A resposta não é um scanner melhor. É saber de que lado da fronteira de confiança o scanner está.
Use a passagem rápida para decidir onde olhar. Use um navegador — algo capaz de observar mesmo o comportamento — para decidir o que é verdade. E nunca, em circunstância alguma, deixe o primeiro falar diretamente com outro ser humano em seu nome.
Porque um scanner vai mentir. Vai fazê-lo numa tabela bem formatada, marcada a CRÍTICO, com total confiança, e não vai dizer quais dos achados inventou.
Essa parte é trabalho seu.
Perguntas Frequentes
Porque é que o scanner apontou infrações que não existiam?
Porque não conseguia ver a prova que as ilibaria. O scanner obtinha o HTML em bruto com curl e nunca executava JavaScript — e os avisos de consentimento de cookies são quase sempre injetados por JavaScript. Portanto, quando dizia «não foi encontrado nenhum aviso de cookies», não estava a concluir que não existia aviso. Estava a concluir que não conseguia ver avisos. São afirmações completamente diferentes, e a ferramenta não tinha forma de as distinguir. Qualquer verificação que dependa de algo que a ferramenta é estruturalmente incapaz de perceber produz disparates confiantes e bem formatados.

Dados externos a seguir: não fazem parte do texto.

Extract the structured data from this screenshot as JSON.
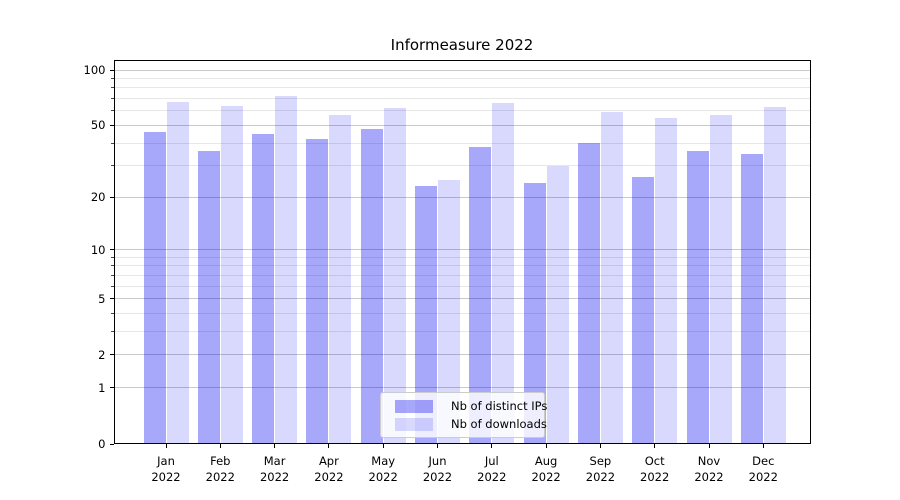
{
  "chart_data": {
    "type": "bar",
    "title": "Informeasure 2022",
    "categories": [
      "Jan 2022",
      "Feb 2022",
      "Mar 2022",
      "Apr 2022",
      "May 2022",
      "Jun 2022",
      "Jul 2022",
      "Aug 2022",
      "Sep 2022",
      "Oct 2022",
      "Nov 2022",
      "Dec 2022"
    ],
    "series": [
      {
        "name": "Nb of distinct IPs",
        "color": "#0000f0",
        "alpha": 0.34,
        "values": [
          46,
          36,
          45,
          42,
          48,
          23,
          38,
          24,
          40,
          26,
          36,
          35
        ]
      },
      {
        "name": "Nb of downloads",
        "color": "#0000f0",
        "alpha": 0.15,
        "values": [
          67,
          64,
          72,
          57,
          62,
          25,
          66,
          30,
          59,
          55,
          57,
          63
        ]
      }
    ],
    "xlabel": "",
    "ylabel": "",
    "yscale": "log1p",
    "yticks": [
      0,
      1,
      2,
      5,
      10,
      20,
      50,
      100
    ],
    "yticks_minor": [
      3,
      4,
      6,
      7,
      8,
      9,
      30,
      40,
      60,
      70,
      80,
      90
    ],
    "ylim": [
      0,
      113
    ],
    "grid": true,
    "legend_position": "lower center"
  },
  "colors": {
    "background": "#ffffff",
    "axis": "#000000",
    "grid_major": "#c9c9c9",
    "grid_minor": "#e7e7e7",
    "bar_dark_on_white": "#aaaaf6",
    "bar_light_on_white": "#d9d9fb"
  }
}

Ter o Google Analytics significa automaticamente que preciso de um aviso de cookies?
Não — e inverter isto foi exatamente o erro que cometemos. Na ePrivacy, o dever de consentimento é desencadeado por escrever ou ler no dispositivo do visitante, o que na prática significa colocar um cookie. Não é desencadeado pela mera presença de um script de analytics. Um site que corra o Google Consent Mode em estado negado carrega o script mas não escreve cookies; um site com analytics sem cookies, auto-alojado, também não escreve nenhum. Nenhum dos dois precisa de aviso. A pergunta correta nunca é «qual é o fornecedor?» — é «isto escreve alguma coisa no dispositivo do visitante?»
Se um scanner é assim tão pouco fiável, para que serve?
Serve precisamente porque é barato à custa de aproximar. O nosso analisou 65 sites em 83 segundos, algo que nenhuma pessoa e nenhum processo com browser conseguiria igualar. O erro não é usá-lo — o erro é deixar o resultado atravessar uma fronteira de confiança sem verificação. Trate os achados de gravidade elevada como uma lista de suspeitas a investigar, nunca como uma conclusão sobre a qual agir. Produz candidatos, não conclusões. É o passo de verificação que torna a velocidade segura.